The Greek physician, Dioscorides, listed a number of plants to act as an oral contraceptive, such as juniper, pennyroyal and wild carrot.  Proven effective by recent testing, these plants could have dangerous side effects. Which is probably why plugs and pastes were popular.   With the lead…

Jumping across the Atlantic, Cherokee women chewed and swallowed spotted cowbane and  Shosone women a ‘desert tea’ which was an infusion of stoneseed.

With all of this, I can play with plants and rituals to perfect my scene and protect my heroine. Tea, I like.  Holding a cup, the warmth of the ceramic against her skin, breathing in the scent of the steam. And her nerves as she knows what lies ahead…

Can’t wait to write it!

Criminal Magic?

I’m still mooching about exploring magic systems for my wip Fury and ran across this bit of interesting history. 🙂

Romans believed in the power of song.  It could cast a curse or cure, that power becoming written into their first laws.

Rome created a code of law in the Twelve Tables that bound the needs of the privileged and the common people together.  The Twelve Tables covered, the rights of the paterfamilias over his family, inheritance, debt and the right of the privileged to rule.  It also covered injuries, and in some laws, injury through magical incantations.

Ancient writers referred back to the Tables, quoting them as clearly saying that the act of uttering an evil song, a spell or curse, of malum carmen could find that man or woman being clubbed to death for their crime. To be honest, most crimes in Table VIII–covering crimes of personal injury– carried a death sentence. Tough times…

There were also curing songs. Cato wrote of a particular cantio, a pure magic, a healing incantation that helped with dislocated limbs, mixed with the support of reeds and bandages.  The song had to be sung every day over the patient and they, with the combination of both remedies, would be cured.

I like–and will probably play with–the idea that magic, the song or carmen, wasn’t inherently evil.  That the crime was the intent to use magic to do harm, for example to spirit away a neighbour’s harvest or to grow rich at the expense of others.

Or in my characters’ case, to twist magic into a more… libidinous crime. 😀

Help with getting the words down…

Today I’ve been good and written 2 blog posts–I’m up to 19 July with the Preternatural Bites and Cosmic Chatter posts.  Expect something on ancient contraception and biopunk in the near future 😀 They’re surprisingly fun to write.  Surprising as I’ve always run away from writing research posts.

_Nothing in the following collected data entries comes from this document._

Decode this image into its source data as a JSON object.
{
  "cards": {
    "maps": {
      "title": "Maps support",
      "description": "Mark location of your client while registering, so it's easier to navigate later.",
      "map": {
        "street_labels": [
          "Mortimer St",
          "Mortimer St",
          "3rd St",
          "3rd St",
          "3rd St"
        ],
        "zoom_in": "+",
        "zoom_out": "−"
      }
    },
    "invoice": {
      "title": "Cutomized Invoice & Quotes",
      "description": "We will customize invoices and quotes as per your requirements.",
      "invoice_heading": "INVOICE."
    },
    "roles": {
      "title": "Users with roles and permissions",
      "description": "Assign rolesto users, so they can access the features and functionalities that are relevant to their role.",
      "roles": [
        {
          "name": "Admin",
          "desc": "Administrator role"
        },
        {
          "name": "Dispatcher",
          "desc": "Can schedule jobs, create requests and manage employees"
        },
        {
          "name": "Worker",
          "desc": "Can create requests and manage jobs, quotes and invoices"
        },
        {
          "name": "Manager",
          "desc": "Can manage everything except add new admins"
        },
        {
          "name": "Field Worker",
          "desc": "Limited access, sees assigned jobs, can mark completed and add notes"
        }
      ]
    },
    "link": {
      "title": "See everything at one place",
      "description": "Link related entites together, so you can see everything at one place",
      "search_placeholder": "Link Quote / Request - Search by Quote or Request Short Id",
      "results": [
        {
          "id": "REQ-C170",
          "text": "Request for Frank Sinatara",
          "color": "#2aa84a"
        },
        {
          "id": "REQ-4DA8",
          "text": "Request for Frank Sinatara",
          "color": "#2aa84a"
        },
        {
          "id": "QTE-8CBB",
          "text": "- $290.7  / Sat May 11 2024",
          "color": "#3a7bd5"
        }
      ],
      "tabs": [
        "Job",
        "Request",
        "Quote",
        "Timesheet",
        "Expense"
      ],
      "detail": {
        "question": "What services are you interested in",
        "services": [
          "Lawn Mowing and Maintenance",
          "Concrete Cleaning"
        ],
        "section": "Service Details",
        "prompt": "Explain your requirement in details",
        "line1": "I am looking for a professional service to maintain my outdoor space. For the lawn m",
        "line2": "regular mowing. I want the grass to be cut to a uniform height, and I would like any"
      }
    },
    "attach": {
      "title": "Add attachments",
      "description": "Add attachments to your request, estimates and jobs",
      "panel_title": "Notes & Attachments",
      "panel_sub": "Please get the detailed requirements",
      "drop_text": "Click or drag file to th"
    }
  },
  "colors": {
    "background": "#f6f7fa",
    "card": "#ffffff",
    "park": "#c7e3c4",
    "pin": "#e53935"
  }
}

I’ve also–finally–finished the ritual sex scene in Frequency. Having X-men 1 running in the background on a loop has helped.  Can’t imagine why… *whistles*

Restless love and magic

Iynx was a Greek mountain nymph, daughter of Pan (or Peitho) and Echo.  And, as usual for a nymph, she didn’t fair too well.

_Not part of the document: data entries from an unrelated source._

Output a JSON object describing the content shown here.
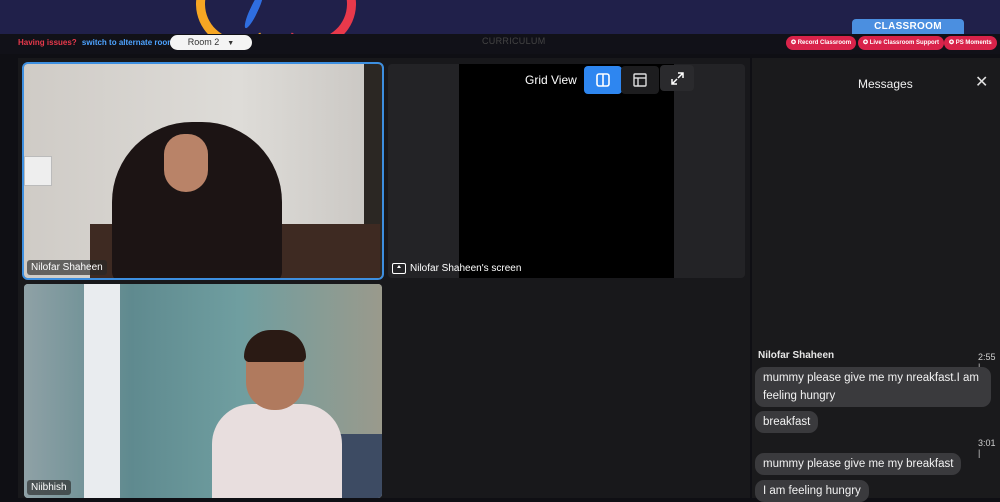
{
  "header": {
    "classroom_tab": "CLASSROOM",
    "curriculum": "CURRICULUM"
  },
  "toolbar": {
    "help_question": "Having issues?",
    "help_action": "switch to alternate room",
    "room": "Room 2",
    "pills": [
      "Record Classroom",
      "Live Classroom Support",
      "PS Moments"
    ]
  },
  "stage": {
    "grid_view_label": "Grid View",
    "tiles": [
      {
        "name": "Nilofar Shaheen"
      },
      {
        "name": "Nilofar Shaheen's screen"
      },
      {
        "name": "Niibhish"
      }
    ]
  },
  "messages": {
    "title": "Messages",
    "sender": "Nilofar Shaheen",
    "time1": "2:55 |",
    "time2": "3:01 |",
    "items": [
      "mummy please give me my nreakfast.I am feeling hungry",
      "breakfast",
      "mummy please give me my breakfast",
      "I am feeling hungry"
    ]
  },
  "colors": {
    "accent": "#2e86f0",
    "alert": "#d9234a",
    "link": "#4da3ff"
  }
}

Through Hera’s wrath or daring to go up against the Muses, she was transformed into a wryneck bird, a bird whose head can twist back on itself.

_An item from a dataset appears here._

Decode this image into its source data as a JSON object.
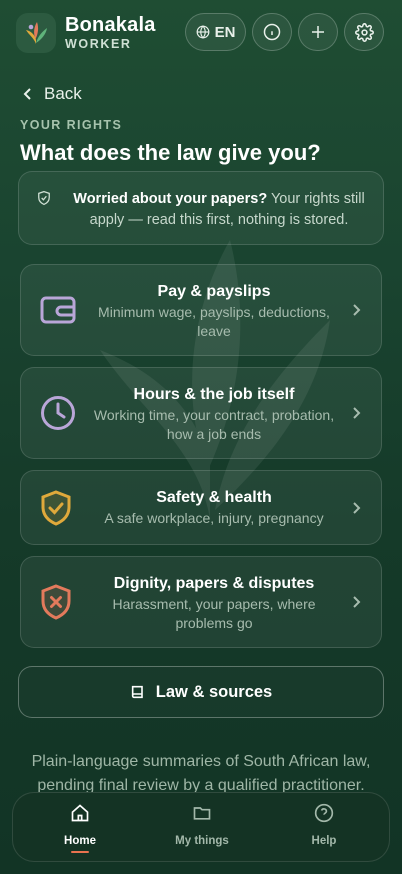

Aphrodite took Iynx and she became a magical love object.  Turned, the user would murmur the magical words to cast the love charm, either as a jagged spinning wheel threaded with string or the turned neck of the iynx bird on a wheel. The goddess  gave the iynx to Jason to cast his spell over Medea. Of course, that relationship was completely successful…

It’s claimed by a Byzantine source that Cleopatra also used the same charms to bedazzle Julius Caesar, Mark Antony, and Augustus would’ve been her third conquest. Less well known women in the ancient world used the iynx to enchant their lovers, as Theocritus’ courtesan using the iynx to :

“…draw that man to my house.”

And the whole section is a woman performing a magical rite to rekindle her lover’s affections.

The iynx seems to be capricious in working its magic.  Though, honestly, I’m not sure the ground up lizard helped…

Something new…

So I was thinking what I could do to start myself blogging again. I like history and magic, creatures and legends and I also like science and its weird and interesting stuff.  I’ve decided I’ll share the fun bits I find on the web, TV, films and in the tonne of books I have lying about the house, here on my blog.